3 heures. Cyberclems recrute les joueurs de Quake 3 pour le second tournoi. Les plus fatigués sortent leurs sacs de couchage. D’autres dodelinent, scotchés à un film de Schwarzenegger. Avec l’aube vient la fatigue. Les champions se sont battus toute la nuit et refusent de reprendre une partie. La suite de la matinée évoque une fin de bal populaire. En groupe, des joueurs au teint hâve repartent, ordinateur sous le bras. Le prochain départ en masse aura lieu - c’est presque une tradition - vers 14 heures. Seuls les accros s’acharneront jusqu’à 18 heures.
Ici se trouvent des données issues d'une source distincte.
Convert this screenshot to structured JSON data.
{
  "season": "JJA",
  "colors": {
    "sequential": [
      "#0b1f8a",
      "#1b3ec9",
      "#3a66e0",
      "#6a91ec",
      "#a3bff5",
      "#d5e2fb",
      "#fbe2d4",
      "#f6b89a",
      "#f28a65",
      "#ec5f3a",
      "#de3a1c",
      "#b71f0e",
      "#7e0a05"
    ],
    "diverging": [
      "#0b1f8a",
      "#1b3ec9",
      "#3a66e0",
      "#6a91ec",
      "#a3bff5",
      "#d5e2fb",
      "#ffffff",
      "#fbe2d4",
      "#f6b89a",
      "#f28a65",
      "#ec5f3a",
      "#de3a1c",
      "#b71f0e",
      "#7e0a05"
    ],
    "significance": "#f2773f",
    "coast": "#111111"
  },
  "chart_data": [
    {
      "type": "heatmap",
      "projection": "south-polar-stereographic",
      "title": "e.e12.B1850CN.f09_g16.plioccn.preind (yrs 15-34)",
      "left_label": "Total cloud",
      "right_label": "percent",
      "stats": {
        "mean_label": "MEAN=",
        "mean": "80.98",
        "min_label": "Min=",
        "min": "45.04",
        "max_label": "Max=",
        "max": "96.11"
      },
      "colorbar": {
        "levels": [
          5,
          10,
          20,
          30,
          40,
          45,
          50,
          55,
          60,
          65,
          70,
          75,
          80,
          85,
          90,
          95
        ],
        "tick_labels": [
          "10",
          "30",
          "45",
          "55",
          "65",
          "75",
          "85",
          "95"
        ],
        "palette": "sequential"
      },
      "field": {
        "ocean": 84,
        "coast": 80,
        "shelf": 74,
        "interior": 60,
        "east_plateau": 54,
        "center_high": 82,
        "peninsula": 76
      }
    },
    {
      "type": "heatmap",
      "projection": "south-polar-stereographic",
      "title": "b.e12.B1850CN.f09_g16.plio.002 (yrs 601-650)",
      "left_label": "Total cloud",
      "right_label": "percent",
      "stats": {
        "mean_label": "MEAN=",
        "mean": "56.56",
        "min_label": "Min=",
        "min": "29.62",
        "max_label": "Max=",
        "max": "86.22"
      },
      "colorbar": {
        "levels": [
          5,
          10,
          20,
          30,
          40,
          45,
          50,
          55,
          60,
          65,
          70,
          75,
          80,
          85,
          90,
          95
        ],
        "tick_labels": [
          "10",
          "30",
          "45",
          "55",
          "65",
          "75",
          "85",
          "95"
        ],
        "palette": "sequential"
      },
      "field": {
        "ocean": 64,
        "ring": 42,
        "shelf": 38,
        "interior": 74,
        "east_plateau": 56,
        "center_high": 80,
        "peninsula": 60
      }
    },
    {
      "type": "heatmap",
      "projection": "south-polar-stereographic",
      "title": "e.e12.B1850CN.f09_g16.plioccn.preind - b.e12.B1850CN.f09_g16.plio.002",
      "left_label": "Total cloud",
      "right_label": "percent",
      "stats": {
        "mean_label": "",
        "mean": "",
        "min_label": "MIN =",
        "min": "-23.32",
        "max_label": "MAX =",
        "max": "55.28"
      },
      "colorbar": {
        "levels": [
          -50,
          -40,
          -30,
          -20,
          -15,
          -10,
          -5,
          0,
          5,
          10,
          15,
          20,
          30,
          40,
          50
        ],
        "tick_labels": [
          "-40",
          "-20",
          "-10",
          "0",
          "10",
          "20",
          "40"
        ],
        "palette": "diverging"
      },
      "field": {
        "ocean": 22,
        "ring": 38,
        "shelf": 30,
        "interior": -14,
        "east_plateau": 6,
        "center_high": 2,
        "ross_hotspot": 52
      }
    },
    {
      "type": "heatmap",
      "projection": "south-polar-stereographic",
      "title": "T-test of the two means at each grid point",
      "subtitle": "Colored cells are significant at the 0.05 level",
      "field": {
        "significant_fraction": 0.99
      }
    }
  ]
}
Ensuite, extinction des feux et rangement de la salle. « Pire que de monter un réseau », soupire Cyberclems au milieu des paquets de chips éventrés et des canettes de soda vides. « On aime bien quand les joueurs restent pour filer un coup de main. » Autour de lui, une dizaine de personnes démontent les réseaux. L’un d’eux soupire. « On en a jusqu’à minuit. » Dans les locaux de l’Epita, le silence a repris ses droits. Seul grésille dans un coin le distributeur de junk-food, vidé aux trois-quarts. Au milieu des sacs-poubelles, les cyberhéros sont fatigués.